Hoy en clase se ha estado hablando de la Ley Orgánica de Protección de Datos.
E buscado información pensando en el trabajo de la empresa.
Existe la falsa creencia de que sólo las empresas que desarrollan actividades relacionadas con las Nuevas Tecnologías, Internet, etc. están obligadas a cumplir las obligaciones que impone la Ley de Protección de Datos (
Ley Orgánica 15/1999, de 13 de diciembre). Sin embargo hay que empezar recordando que esta ley es de obligado cumplimiento para
TODAS las personas físicas o jurídicas que posean datos de carácter personal de personas físicas:
- Afecta tanto a personas jurídicas (empresas, asociaciones, fundaciones,etc.) como a personas físicas (particulares o autónomos) y a las Administraciones Públicas.
- Estarán sometidas siempre que posean datos de carácter personal de personas físicas. No se aplica por lo tanto a aquellas que sólo posean datos de personas jurídicas.
Por lo tanto, incluso los particulares que no ejerzan actividades económicas podrían verse obligados a cumplir la ley. No obstante hay que tener en cuenta que la ley excluye de estas obligaciones a los ficheros mantenidos por personas físicas en el ejercicio de actividades exclusivamente personales o domésticas.
¿QUE SE ENTIENDE POR DATOS DE CARÁCTER PERSONAL?

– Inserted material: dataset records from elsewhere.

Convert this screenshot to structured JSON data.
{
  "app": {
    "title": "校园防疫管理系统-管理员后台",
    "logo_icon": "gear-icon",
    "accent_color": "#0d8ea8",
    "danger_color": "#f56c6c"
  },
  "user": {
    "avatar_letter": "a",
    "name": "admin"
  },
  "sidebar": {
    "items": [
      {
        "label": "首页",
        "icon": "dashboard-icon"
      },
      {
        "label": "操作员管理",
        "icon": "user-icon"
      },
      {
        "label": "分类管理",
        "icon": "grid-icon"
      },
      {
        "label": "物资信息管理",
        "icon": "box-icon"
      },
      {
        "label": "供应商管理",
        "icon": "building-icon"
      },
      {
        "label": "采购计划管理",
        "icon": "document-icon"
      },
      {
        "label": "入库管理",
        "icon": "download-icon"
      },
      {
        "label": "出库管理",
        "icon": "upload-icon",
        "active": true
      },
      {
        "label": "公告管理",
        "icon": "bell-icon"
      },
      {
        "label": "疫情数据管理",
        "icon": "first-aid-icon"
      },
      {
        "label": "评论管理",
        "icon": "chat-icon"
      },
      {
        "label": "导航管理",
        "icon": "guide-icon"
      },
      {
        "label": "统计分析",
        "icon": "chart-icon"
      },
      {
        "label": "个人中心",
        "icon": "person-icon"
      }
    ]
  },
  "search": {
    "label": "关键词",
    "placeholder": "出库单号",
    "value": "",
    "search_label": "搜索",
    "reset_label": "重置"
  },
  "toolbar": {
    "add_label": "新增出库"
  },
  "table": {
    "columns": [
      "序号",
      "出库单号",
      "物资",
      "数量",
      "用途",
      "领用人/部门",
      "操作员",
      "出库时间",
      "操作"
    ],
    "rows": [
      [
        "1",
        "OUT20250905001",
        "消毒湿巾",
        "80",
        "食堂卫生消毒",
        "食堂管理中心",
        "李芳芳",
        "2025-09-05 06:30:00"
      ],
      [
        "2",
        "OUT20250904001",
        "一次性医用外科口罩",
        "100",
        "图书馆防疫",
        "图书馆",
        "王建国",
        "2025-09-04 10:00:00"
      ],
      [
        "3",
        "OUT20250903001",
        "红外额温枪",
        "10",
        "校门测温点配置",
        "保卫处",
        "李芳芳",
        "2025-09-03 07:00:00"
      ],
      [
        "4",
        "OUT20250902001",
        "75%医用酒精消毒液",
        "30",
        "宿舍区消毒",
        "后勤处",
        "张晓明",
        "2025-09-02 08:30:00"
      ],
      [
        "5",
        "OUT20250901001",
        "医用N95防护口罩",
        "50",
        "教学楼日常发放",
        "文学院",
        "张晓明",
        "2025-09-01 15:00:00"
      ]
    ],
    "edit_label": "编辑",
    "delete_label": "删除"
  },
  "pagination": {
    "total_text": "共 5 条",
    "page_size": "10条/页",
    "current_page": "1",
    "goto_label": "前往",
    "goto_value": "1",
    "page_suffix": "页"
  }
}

Por dato de carácter personal se entiende cualquier información referida a personas físicas (no jurídicas) identificadas o identificables: Nombre y apellidos, dirección, teléfono, DNI, número de la seguridad social, fotografías, firmas, correos electrónicos, datos bancarios, edad y fecha de nacimiento, sexo, nacionalidad, etc.
Normalmente a la hora de mencionar estos datos se habla de ficheros, que son aquellas bases de datos que recojen de forma organizada los datos de carácter personal que tienen cierta relación entre si (una empresa puede tener fichero de clientes, donde figuran los datos personales de los clientes, otro fichero de proveedores, donde figuran los datos personales de los proveedores, otro de curriculums, etc.)
¿QUIEN ESTÁ OBLIGADO A CUMPLIR LA LEY?
La Ley distingue entre el Responsable del fichero, es decir, el titular o propietario del mismo, y el encargado del tratamiento del fichero, que es aquel que está encargado de utilizar los datos por cuenta del anterior. Es posible que sólo exista el Responsable, que es el titular y el que hace uso de los datos directamente, pero también son típicos casos como los de las asesorías que se encarga de realizar las nóminas con los datos de los trabajadores facilitados por una empresa X.
En este caso el Responsable del fichero es la empresa X, y el encargo del tratamiento será la asesoría En todo caso, es importante tener en cuenta que es el Responsable o titular del fichero el sujeto obligado a cumplir la gran mayoría de las obligaciones impuestas en la ley.
¿QUE TIPOS DE DATOS PUEDEN RECOGERSE?
Hay que tener en cuenta que en función del nivel de los datos que tengamos, los niveles de protección exigidos por la ley van a ser mayores. Así la Ley distingue tres niveles:
- Nivel alto: datos referidos a la ideologías políticas, afiliaciones sindicales, creencias religiosas, origen racial, datos sobre la salud o la vida sexual.
- Nivel medio: datos referidos a la comisión de infracciones administrativas o penales, servicios financieros, solvencia patrimonial o crédito, datos en la Hacienda Pública, datos de los que se extraiga la personalidad de un sujeto.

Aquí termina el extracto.